Chi mi conosce lo sa. C’è un racconto che amo. “Piccole cose” di Raymond Carver, e Gordon Lish, il suo editor, leggi: co-autore. 

Di mestiere scrivo. Anzi, lo dico meglio, uso parole per comunicare. Per rendere, cioè, comune, e comprensibile, a qualcuno, leggi: la maggior parte delle persone, un messaggio, quello che devo, voglio, posso far arrivare.

Le parole che comunicano, e che uso, prese ognuna per sé e poi insieme, hanno bisogno di essere semplici, chiare, cristalline, di bastare a se stesse, senza troppe ulteriori connotazioni. Ogni aggettivo o specifica aggiuntiva restituisce il senso di una parola non centrata, nel suo contesto. Leggi: la poca fatica fatta per compiere il mio mestiere. Per riuscire a scegliere la parola più semplice, ho bisogno di conoscerne tante. Così come per riuscire a comunicare, con la minor sequenza passibile di connotazioni, devo conoscere tanto del mio messaggio, di ciò che voglio comunicare. Per scegliere solo ciò che ritengo utile al mio scopo.

Per ora, tutto questo teniamolo lì. 

Nel cuore delle piccole cose

Parole semplici, dicevo. In un’era in cui pare che le parole non siano più in grado di denotare le cose del nostro mondo perché troppe sono diventate per essere comprese, fissate e controllate, accanirsi a utilizzare la categoria della semplicità riferita alla parola parrebbe un ossimoro. E se fosse invece una salvezza?

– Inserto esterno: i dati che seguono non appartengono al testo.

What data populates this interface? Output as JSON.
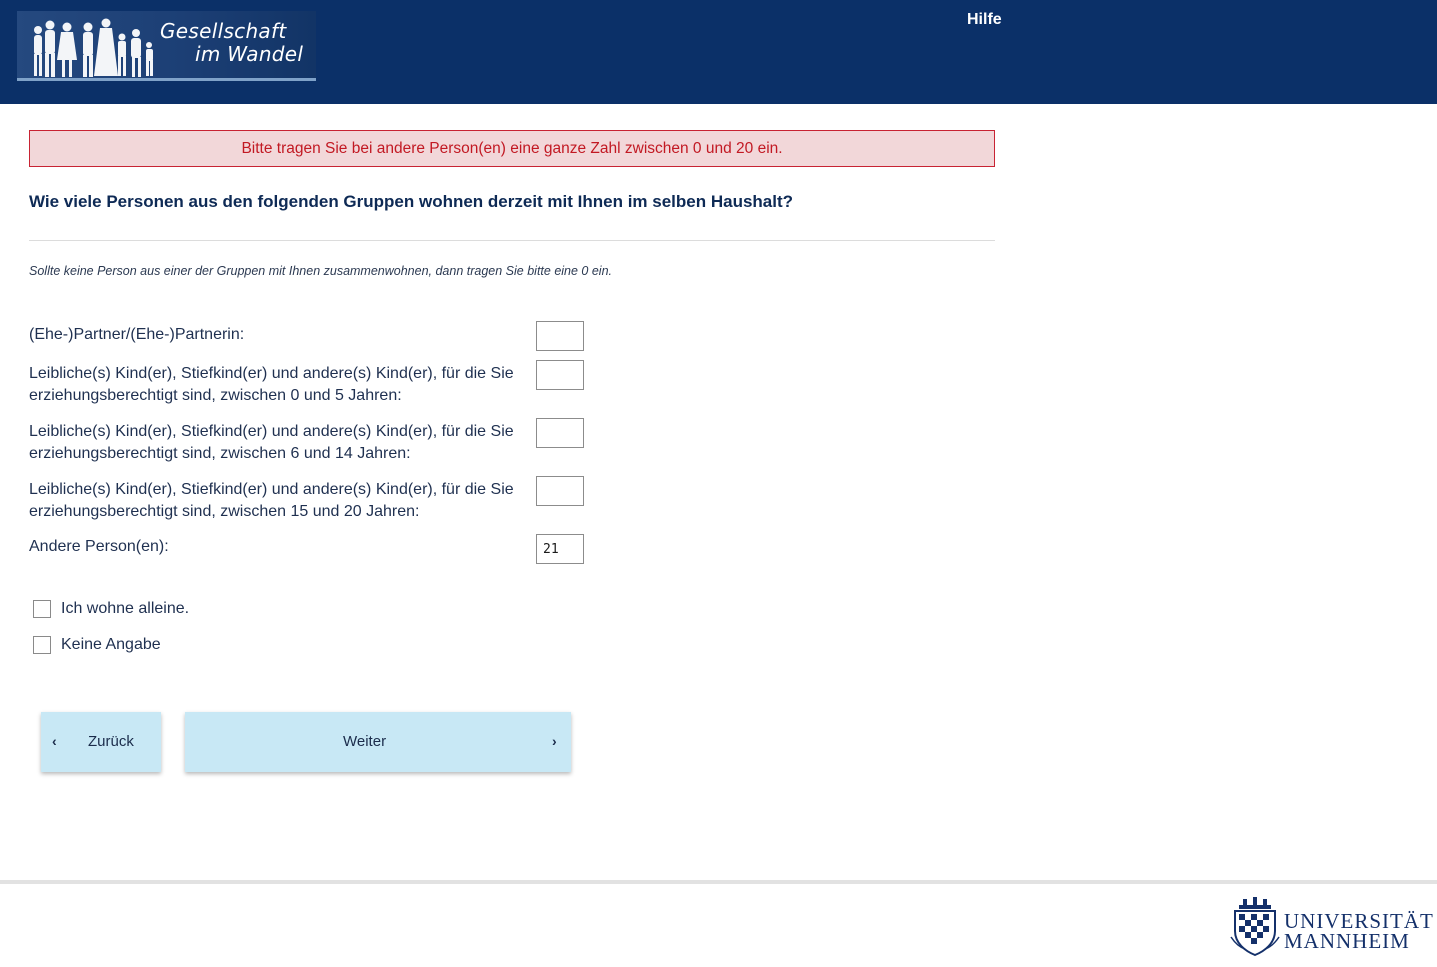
{
  "header": {
    "logo_line1": "Gesellschaft",
    "logo_line2": "im Wandel",
    "help_label": "Hilfe"
  },
  "error_message": "Bitte tragen Sie bei andere Person(en) eine ganze Zahl zwischen 0 und 20 ein.",
  "question": "Wie viele Personen aus den folgenden Gruppen wohnen derzeit mit Ihnen im selben Haushalt?",
  "instruction": "Sollte keine Person aus einer der Gruppen mit Ihnen zusammenwohnen, dann tragen Sie bitte eine 0 ein.",
  "rows": [
    {
      "label": "(Ehe-)Partner/(Ehe-)Partnerin:",
      "value": ""
    },
    {
      "label": "Leibliche(s) Kind(er), Stiefkind(er) und andere(s) Kind(er), für die Sie erziehungsberechtigt sind, zwischen 0 und 5 Jahren:",
      "value": ""
    },
    {
      "label": "Leibliche(s) Kind(er), Stiefkind(er) und andere(s) Kind(er), für die Sie erziehungsberechtigt sind, zwischen 6 und 14 Jahren:",
      "value": ""
    },
    {
      "label": "Leibliche(s) Kind(er), Stiefkind(er) und andere(s) Kind(er), für die Sie erziehungsberechtigt sind, zwischen 15 und 20 Jahren:",
      "value": ""
    },
    {
      "label": "Andere Person(en):",
      "value": "21"
    }
  ],
  "checkboxes": [
    {
      "label": "Ich wohne alleine.",
      "checked": false
    },
    {
      "label": "Keine Angabe",
      "checked": false
    }
  ],
  "nav": {
    "back_label": "Zurück",
    "next_label": "Weiter"
  },
  "footer": {
    "uni_line1": "UNIVERSITÄT",
    "uni_line2": "MANNHEIM"
  },
  "colors": {
    "header_bg": "#0b3068",
    "error_bg": "#f2d7d9",
    "error_text": "#c21923",
    "button_bg": "#c8e8f5"
  }
}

Togliamo un po’ di polvere e torniamo alle origini di chi per primo ha avuto necessità di nominare le cose al solo scopo di renderle comprensibili, e condivisibili con il maggior numero di persone possibile. Semplice, che nel tempo abbiamo declassato ai gradi più bassi di qualsiasi scala di valore per qualsivoglia piramide concettuale e fattuale perché ci siamo illusi che aggiungere fosse meglio che preservare, che la confezione potesse sostituire la bontà della merce, che il corpo potesse sostituire l’anima e che confondere fosse meglio che educare, è, invece, parola potente e straordinaria. Semplice contiene nel suo seme sem – uno solo – e plec da plectĕre – piegato -, quindi piegato una sola volta. Semplice protegge il cuore delle cose, qualcosa da scartare e continuare ad aprire fino ad arrivare al nocciolo, a quel momento magico in cui dopo aver attraversato selve oscure a cavallo del bosco o della vita, ti trovi sulla soglia di Aladino e con le mani tremanti e il cuore pazzo di emozione, raggiungi ciò che ti mette nel bel mezzo di una verità. Il filo da disbrogliare, per continuare a citare Montale, l’anello che non tiene, molla la presa e libera nuove connessioni. Quelle che temiamo nella convinzione che possano spezzare le nostre certezze, far crollare castelli di sabbia. E, quindi, finalmente raggiungano lo scopo di far passare un messaggio come fosse nuovo. E, infine, comunichino. 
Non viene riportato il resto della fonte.